User accounts need to be created as usual by a sysadmin or group admin, the only change is that authentication_method_id needs to be set to 3 (i.e. MQ-LDAP in the lams_authentication_method table).
The password sent by LAMS to LDAP is in sha1 format, not cleartext. So any encryption of the password on the ldap side must be done on the sha1 version of the password, and not the password itself.
This is because currently the login form sends the encrypted password to LAMS' database (where it is stored in sha1 format).
The LDAP settings are located in $JBOSS_HOME/server/default/conf/lamsauthentication.xml, in the method block titled "MQ-LDAP". The configurable parameters are as follows:
|java.naming.provider.url||ldap://ldap.blah.org:636||URL of your LDAP server; this example is on SSL port|
|java.naming.security.authentication||simple,none,anonymous||Use 'simple' for sending password as cleartext|
|java.naming.security.protocol||ssl||Keep this parameter to communicate with LDAP over ssl (made optional in 2.0.3)|
|principalDNPrefix||uid=||Combines with LAMS username to provide DN for LDAP|
|principalDNSuffix||,dc=blah,dc=org||Combines with LAMS username to provide DN for LDAP|
|dsJndiName||java:/lams-ds||LAMS datasource, don't change|
|rolesQuery||<see file for the SQL query>||Used to retrieve roles from LAMS DB. Don't change|
|truststore.path||D:\path\to\your\LDAP\ssl\cert||Necessary when communicating via SSL|
|truststore.password||somepassword||Necessary when communicating via SSL|
The class org.lamsfoundation.lams.security.LDAPAuthenticator in lams_central handles the set up of the JNDI context. Parameters are read in from lamsauthentication.xml by org.lamsfoundation.lams.security.AuthenticationMethodConfigurer in lams_central.

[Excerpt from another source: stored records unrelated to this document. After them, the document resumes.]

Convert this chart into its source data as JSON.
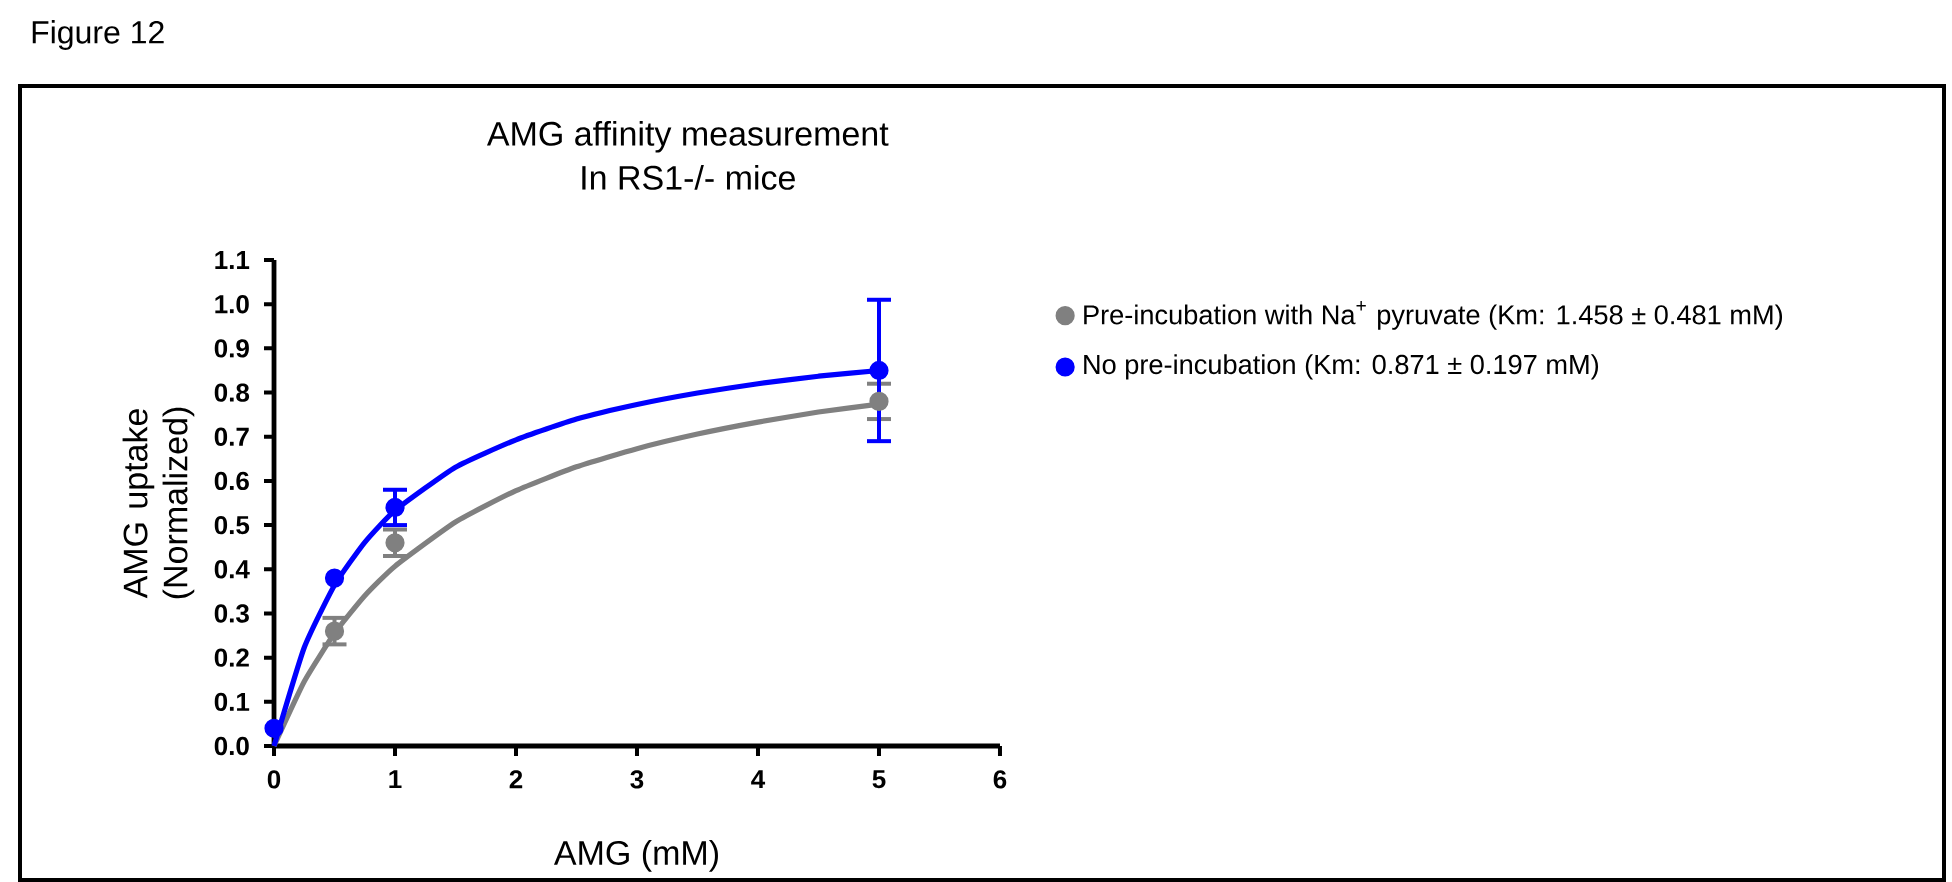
{
  "chart_data": {
    "type": "scatter",
    "title": "AMG affinity measurement",
    "subtitle": "In RS1-/- mice",
    "xlabel": "AMG (mM)",
    "ylabel": "AMG uptake (Normalized)",
    "annotations": [
      "Figure 12"
    ],
    "xlim": [
      0,
      6
    ],
    "xticks": [
      0,
      1,
      2,
      3,
      4,
      5,
      6
    ],
    "ylim": [
      0,
      1.1
    ],
    "yticks": [
      {
        "value": 0,
        "label": "0.0"
      },
      0.1,
      0.2,
      0.3,
      0.4,
      0.5,
      0.6,
      0.7,
      0.8,
      0.9,
      {
        "value": 1,
        "label": "1.0"
      },
      1.1
    ],
    "grid": false,
    "legend": "right",
    "series": [
      {
        "name": "Pre-incubation with Na$^{+}$ pyruvate (Km: 1.458 ± 0.481  mM)",
        "marker": "circle",
        "color": "#808080",
        "x": [
          0.5,
          1,
          5
        ],
        "values": [
          0.26,
          0.46,
          0.78
        ],
        "errors": [
          0.03,
          0.03,
          0.04
        ]
      },
      {
        "name": "No pre-incubation (Km: 0.871 ± 0.197  mM)",
        "marker": "circle",
        "color": "#0000ff",
        "x": [
          0,
          0.5,
          1,
          5
        ],
        "values": [
          0.04,
          0.38,
          0.54,
          0.85
        ],
        "errors": [
          null,
          null,
          0.04,
          0.16
        ]
      },
      {
        "type": "line",
        "marker": "none",
        "color": "#808080",
        "x": [
          0,
          0.25,
          0.5,
          0.75,
          1,
          1.5,
          2,
          2.5,
          3,
          3.5,
          4,
          4.5,
          5
        ],
        "values": [
          0,
          0.146,
          0.255,
          0.34,
          0.407,
          0.507,
          0.578,
          0.632,
          0.673,
          0.706,
          0.733,
          0.756,
          0.774
        ]
      },
      {
        "type": "line",
        "marker": "none",
        "color": "#0000ff",
        "x": [
          0,
          0.25,
          0.5,
          0.75,
          1,
          1.5,
          2,
          2.5,
          3,
          3.5,
          4,
          4.5,
          5
        ],
        "values": [
          0,
          0.223,
          0.364,
          0.461,
          0.533,
          0.631,
          0.693,
          0.74,
          0.773,
          0.799,
          0.82,
          0.837,
          0.85
        ]
      }
    ]
  }
}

Currently LAMS accounts must exist before any authentication is even considered. However it would make it easier for admins if LAMS accounts (i.e. rows in lams_user) were created on-the-fly when a user logs in using LDAP credentials for the first time.
Even better if we could also automatically translate any grouping/roles/permissions information into LAMS roles/group/subgroup format. Alternatively, add an LDAP option to the 'add/remove user' screens so that LDAP users are included in the available list of users.
Add support for security measures in communication other than SSL, for security and compatibility.
Currently jboss needs to be restarted when a change is made in lamsauthentication.xml.
(22/12/06) I've tested partially with OpenLDAP 2.2.26, but other implementations such as Active Directory may have their differences.